Jefferson Starship played three songs on NBC's The Today Show on June 30, 2007. Diana Mangano was replaced by vocalist Cathy Richardson in early 2008, and drummer Prairie Prince was replaced by the reinstated Denny Baldwin. In the Spring of 2008, tracks were recorded for the new studio album, "Jefferson's Tree of Liberty", released on September 2nd of that year. In addition to the current line-up, Grace Slick made contributions to the bonus track on the album and Marty Balin and Jack Casady appeared on a recording originally made for "Windows of Heaven". In July and August 2008, Starship played a two-part UK tour, including three nights at the 100 Club in London and an appearance at the Rhythm Festival. In 2009 they toured as part of the Heroes Of Woodstock tour with Jeff Pevar on bass. Other musicians included on this tour were Canned Heat, Ten Years After, Country Joe McDonald, Tom Constanten, Big Brother And The Holding Company, Melanie, John Sebastian, Mountain, Quicksilver Messenger Service and The Levon Helm Band, although not all artists appeared at every show.
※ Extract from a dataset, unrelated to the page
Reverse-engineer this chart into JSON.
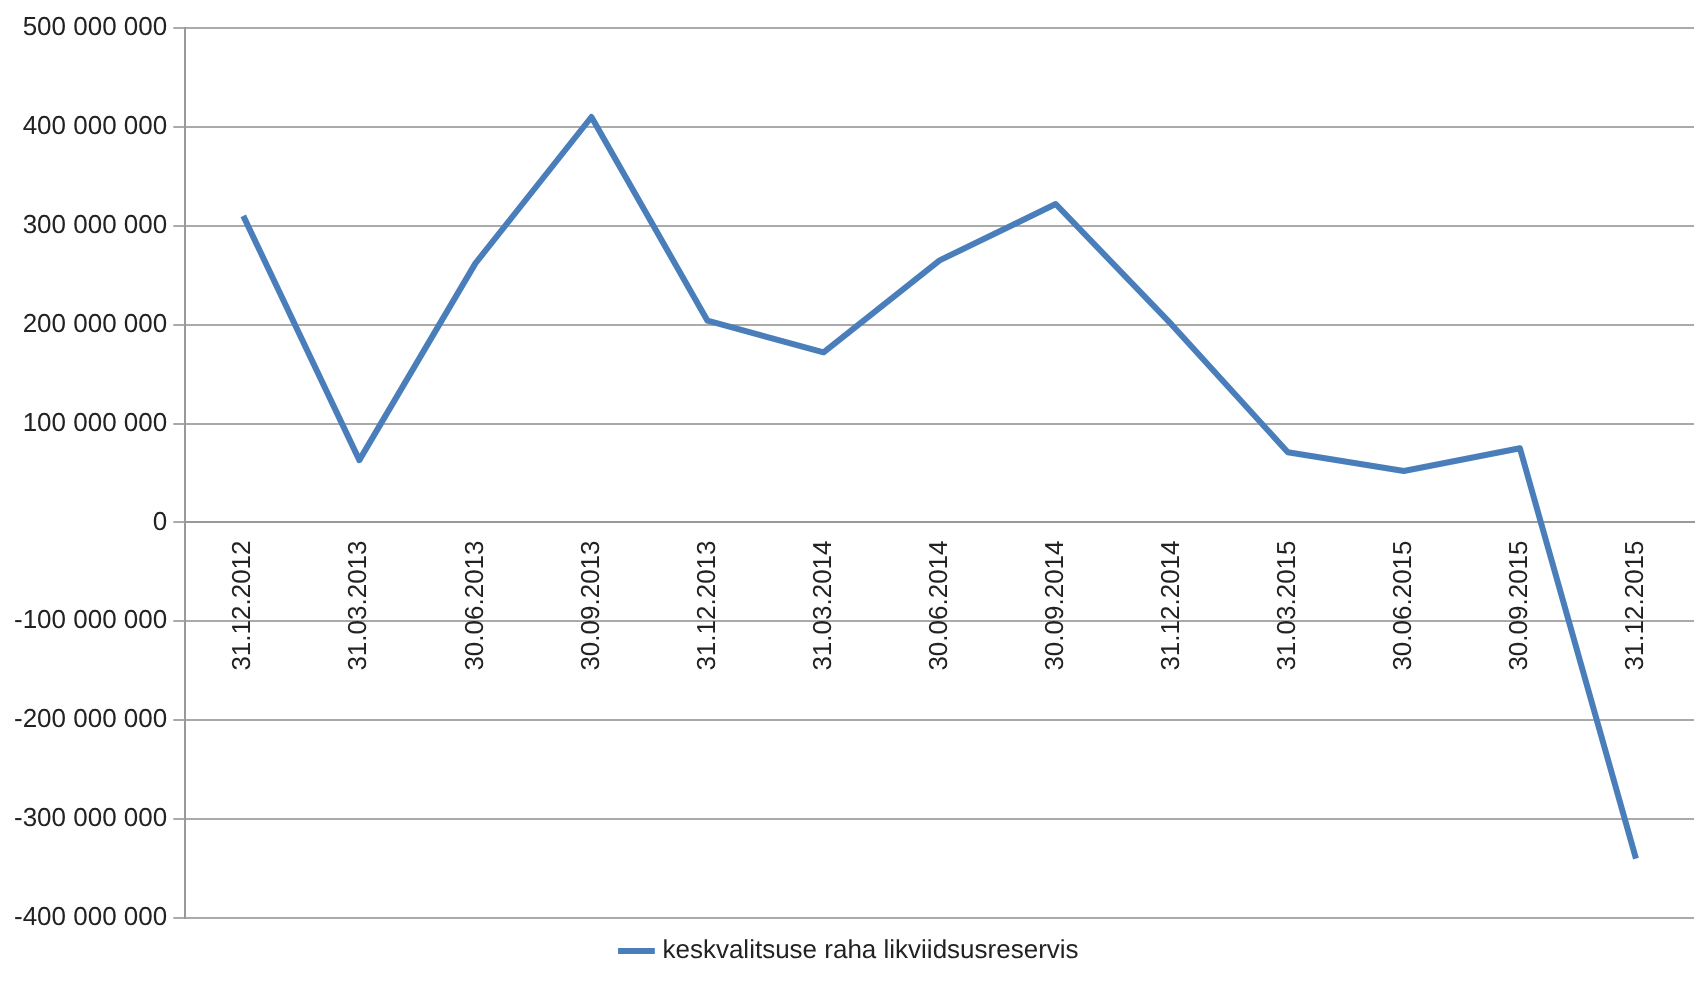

As of 2010, Jefferson Starship continued to tour with a lineup of Paul Kantner (vocals, guitar), David Freiberg (vocals, guitar), Cathy Richardson (vocals), Slick Aguilar (lead guitar), Chris Smith (keyboards) and Donny Baldwin (drums). On June 5th, 2011, Kanter, Freiberg, Richardson and Smith performed as Starship with the Contemporary Youth Orchestra at Jacobs Pavilion at Nautica in Cleveland, Ohio. The show was broadcasted live on HDNet for the HDNet Concert Series. For the 2012 tour season, Jefferson Starship were booked for shows across the United States.
On June 4th, 2013, news came that drummer Joey Covington, who played with the band from 1970-72 and later in the offshoot band Hot Tuna, was killed in a Palm Springs car crash. He was 67 years old.
Founding member Paul Kanter died on January 28th, 2016 at the age of 74 following a heart attack. He had suffered a similar set-back in 2015 and had been in ill heath in recent years. Exactly one week later, original female vocalist Signe Anderson passed away at the same age. She left the band in 1966 to care for her first child, a decision she would later say that she never regretted.